As a felt artist, I work experimentally to develop new methods. I enjoy the risk involved with pioneering new techniques and the problem solving one must do to produce a desired result. I am challenged to create feltworks that fit with our contemporary environment and venture beyond the strong ethnic heritage that often accompanies this medium. Each piece is developed by intuitively responding to color, texture and the many organic forms within nature. My goal in working exclusively in the felt medium is to enlighten and promote awareness of this beautiful art form.
A few words about felt:
In making felt I experiment primarily with two methods consisting of the traditional wet technique dating to prehistoric times and a dry method which has evolved in the twentieth century. The following is a brief description of each method.
Wet felt is produced by placing layers of wool fleece in alternate directions, covering it to prevent the fibers from shifting and rubbing, and then bearing and scouring with hot water and soap until the fibers melt together. After a significant amount of time rubbing, beating and scouring with hot water, the fleece begins to emerge as a piece of wool fabric. I am fascinated by this natural fiber which can magically make itself into a piece of cloth or emerge as a free standing sculpture form.
Because the process is determined by the innate qualities of the wool fiber, it is difficult to control the finished image. I work with a palette of many fleece colors; mixing and bleeding much like a painter. I needle some of the graphic shapes in the design so the fibers maintain their position during the felting process. In addition to the layered fleece, in some instances, prefelted pieces or commercial fabrics are embedded in the surface as the fibers begin to connect and mat together. The wall reliefs are molded over an armature of hardware cloth and polyester boxing.

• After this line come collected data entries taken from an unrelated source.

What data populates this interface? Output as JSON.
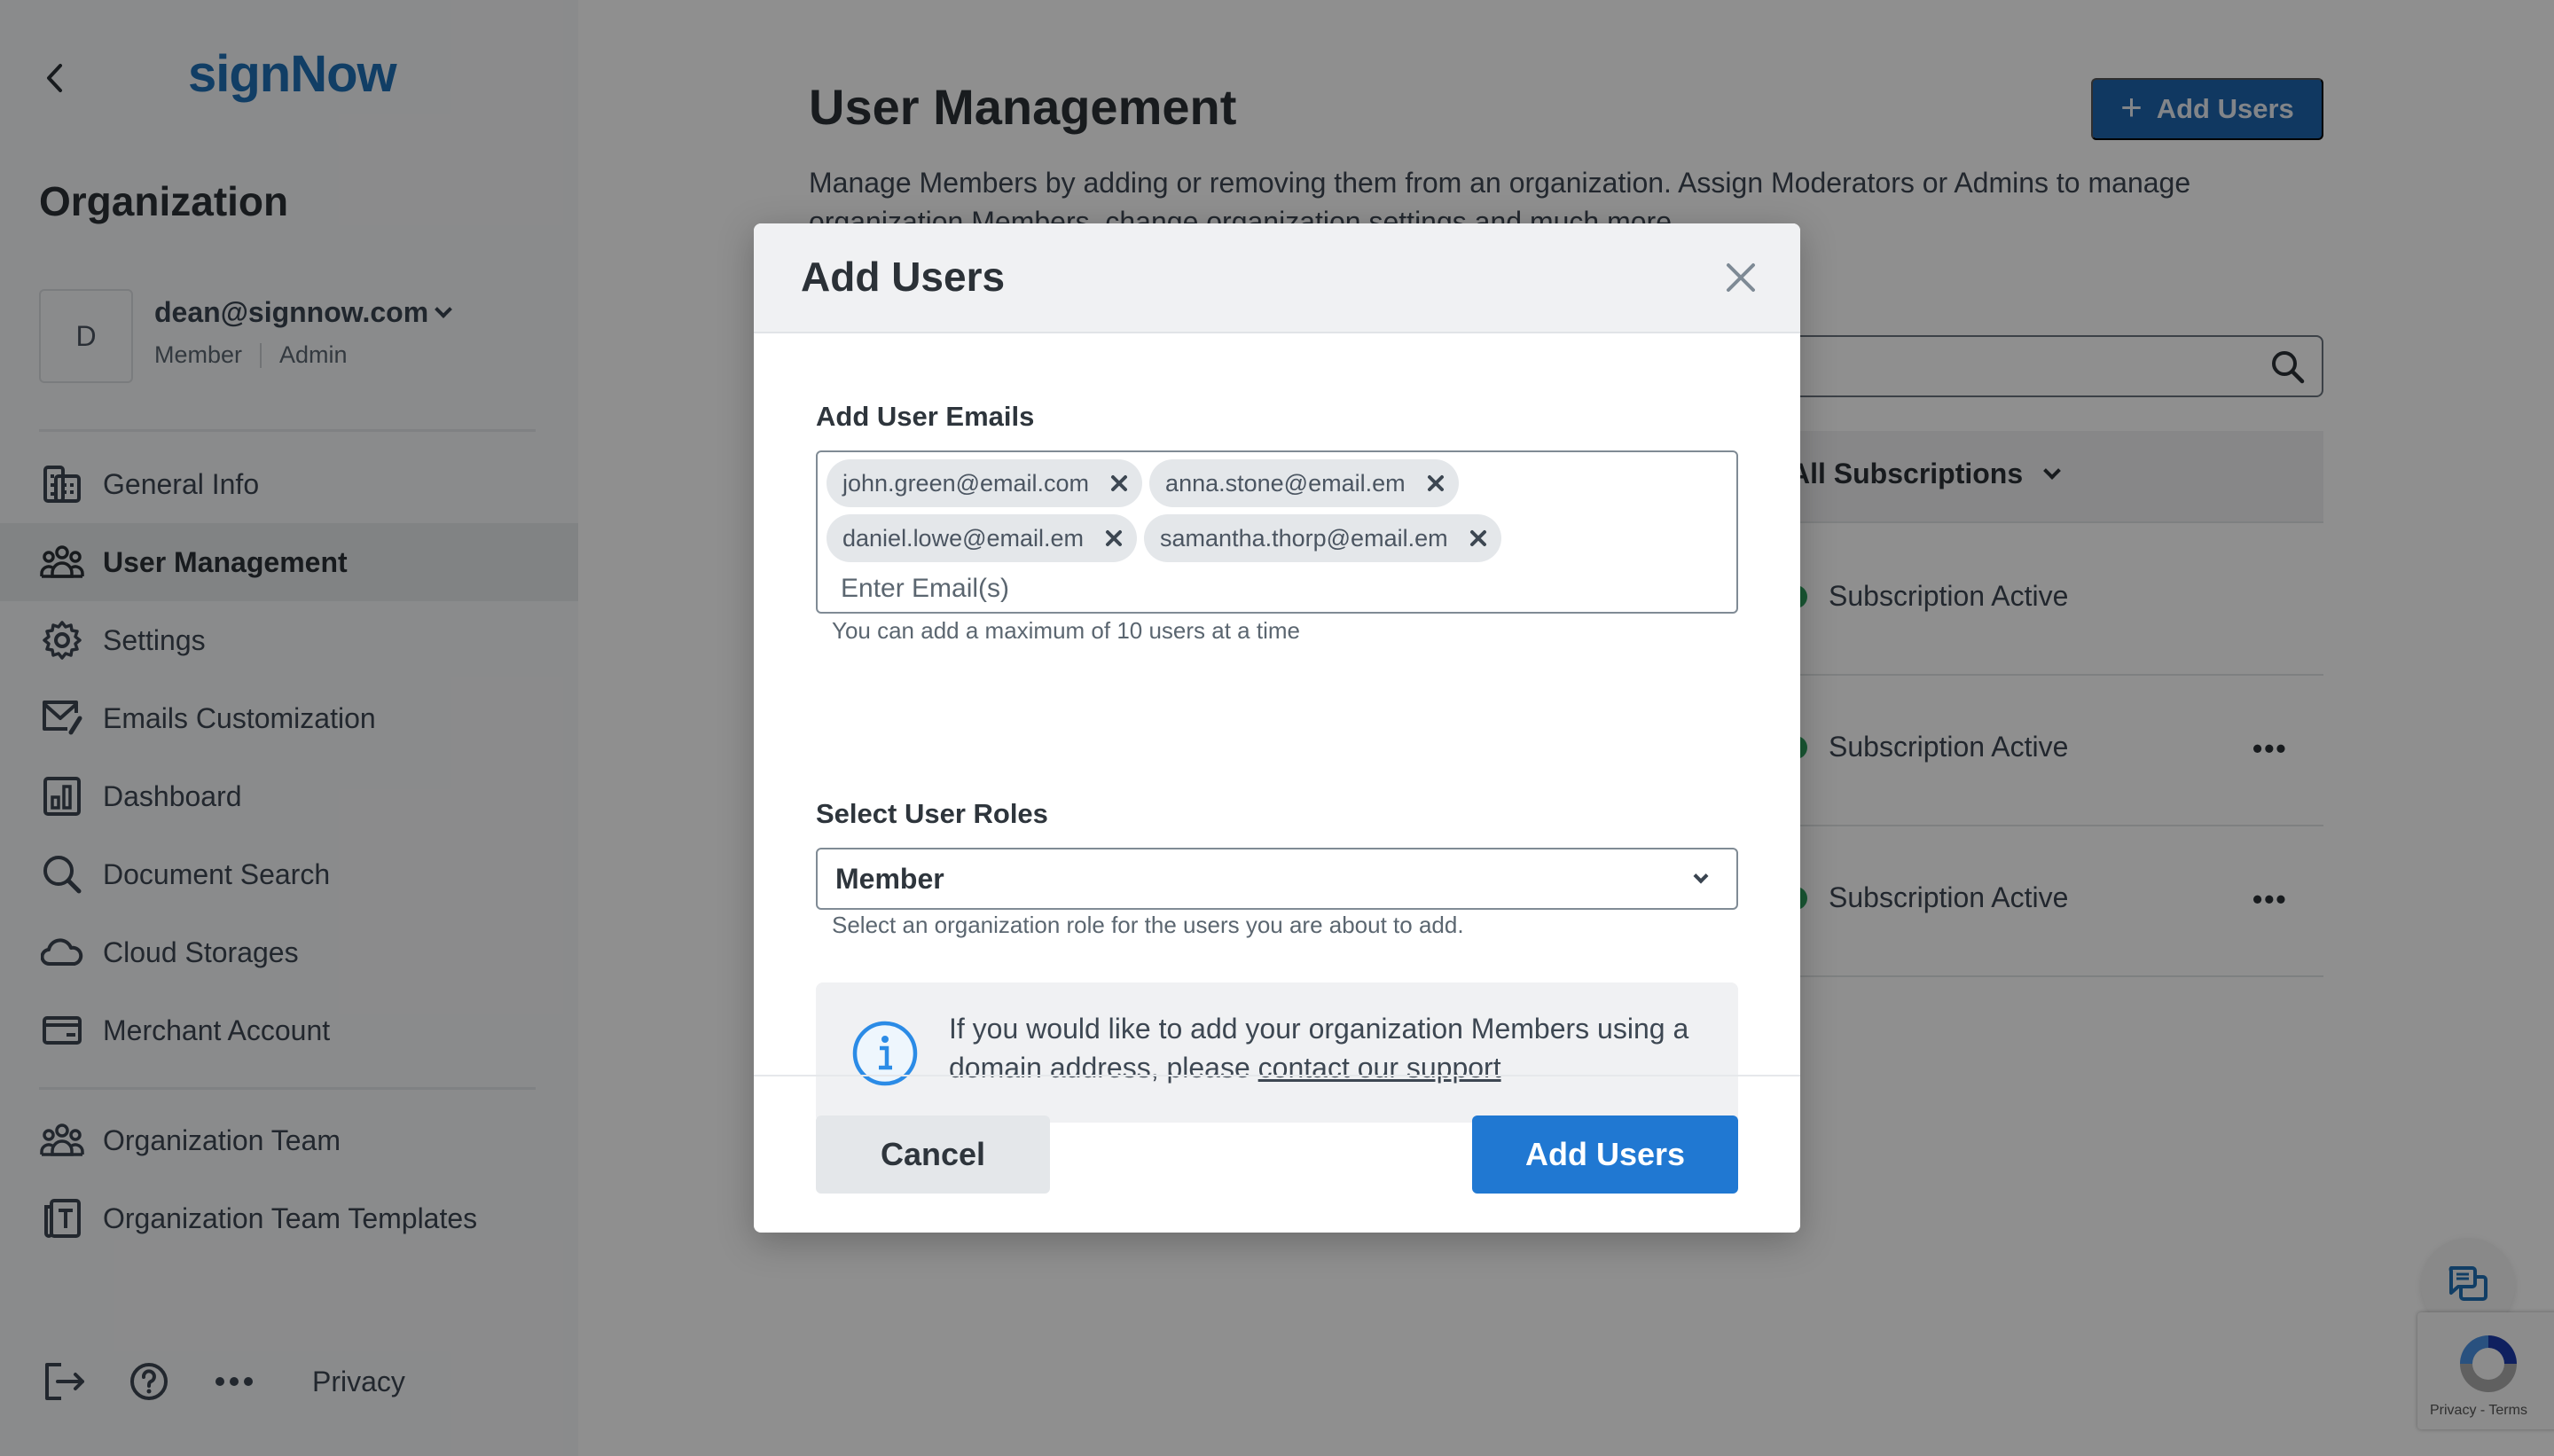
{
  "sidebar": {
    "logo": "signNow",
    "section_title": "Organization",
    "account": {
      "avatar_initial": "D",
      "email": "dean@signnow.com",
      "roles": [
        "Member",
        "Admin"
      ]
    },
    "items": [
      {
        "label": "General Info",
        "icon": "building-icon",
        "active": false
      },
      {
        "label": "User Management",
        "icon": "users-icon",
        "active": true
      },
      {
        "label": "Settings",
        "icon": "gear-icon",
        "active": false
      },
      {
        "label": "Emails Customization",
        "icon": "mail-brush-icon",
        "active": false
      },
      {
        "label": "Dashboard",
        "icon": "chart-icon",
        "active": false
      },
      {
        "label": "Document Search",
        "icon": "search-icon",
        "active": false
      },
      {
        "label": "Cloud Storages",
        "icon": "cloud-icon",
        "active": false
      },
      {
        "label": "Merchant Account",
        "icon": "card-icon",
        "active": false
      }
    ],
    "team_items": [
      {
        "label": "Organization Team",
        "icon": "team-icon"
      },
      {
        "label": "Organization Team Templates",
        "icon": "template-icon"
      }
    ],
    "footer": {
      "privacy_label": "Privacy"
    }
  },
  "main": {
    "title": "User Management",
    "description": "Manage Members by adding or removing them from an organization. Assign Moderators or Admins to manage organization Members, change organization settings and much more.",
    "add_users_label": "Add Users",
    "table": {
      "filter_label": "All Subscriptions",
      "rows": [
        {
          "status": "Subscription Active",
          "has_menu": false
        },
        {
          "status": "Subscription Active",
          "has_menu": true
        },
        {
          "status": "Subscription Active",
          "has_menu": true
        }
      ]
    }
  },
  "modal": {
    "title": "Add Users",
    "emails_label": "Add User Emails",
    "emails": [
      "john.green@email.com",
      "anna.stone@email.em",
      "daniel.lowe@email.em",
      "samantha.thorp@email.em"
    ],
    "email_placeholder": "Enter Email(s)",
    "email_hint": "You can add a maximum of 10 users at a time",
    "roles_label": "Select User Roles",
    "role_selected": "Member",
    "roles_hint": "Select an organization role for the users you are about to add.",
    "info_text": "If you would like to add your organization Members using a domain address, please ",
    "info_link": "contact our support",
    "cancel_label": "Cancel",
    "submit_label": "Add Users"
  },
  "recaptcha": {
    "text": "Privacy - Terms"
  },
  "colors": {
    "brand_blue": "#1f6fb5",
    "primary_button": "#2078d2",
    "status_active": "#2e9e5e",
    "info_icon": "#2b8be6"
  }
}
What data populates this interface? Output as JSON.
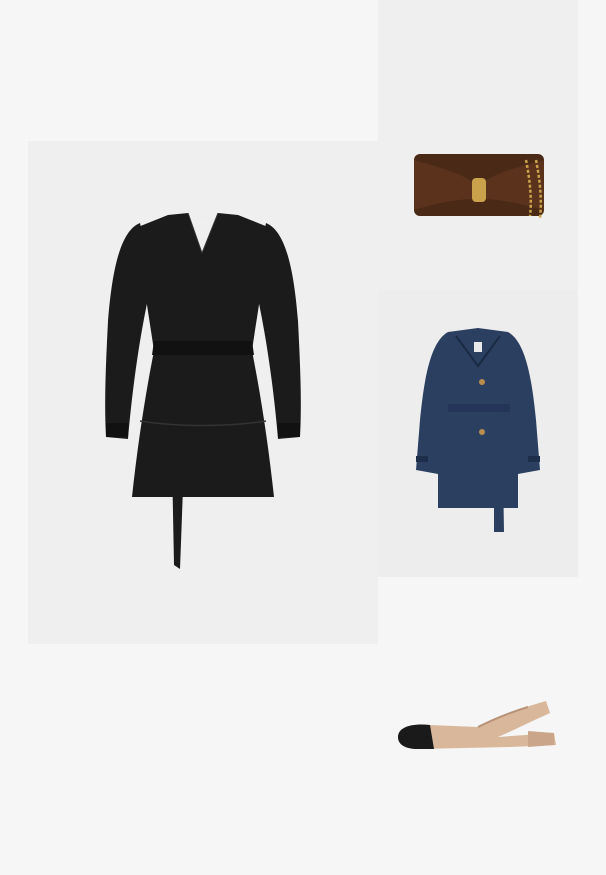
{
  "outfit": {
    "items": [
      {
        "name": "dress",
        "icon": "black-tiered-belted-mini-dress"
      },
      {
        "name": "clutch",
        "icon": "brown-satin-clutch-with-gold-chain"
      },
      {
        "name": "coat",
        "icon": "navy-belted-trench-coat"
      },
      {
        "name": "shoe",
        "icon": "beige-black-cap-toe-slingback-flat"
      }
    ]
  },
  "colors": {
    "page_bg": "#f6f6f6",
    "tile_bg": "#efefef",
    "dress": "#1b1b1b",
    "clutch": "#4a2a17",
    "clutch_chain": "#c9a24b",
    "coat": "#2b3f60",
    "shoe_beige": "#d9b79b",
    "shoe_black": "#1a1a1a"
  }
}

Dry felting, or needle punched felt, is the process by which one uses a needle to form the loose fleece into a solid form. A needle is punched into the loose fleece thousands of times compacting and connecting the fibers until the mass becomes solid. This process is a derivative of the large commercial needle machines which produce commercial felt. The medium excites me because by punching one needle at a time I can control both the color and the form of the finished art piece.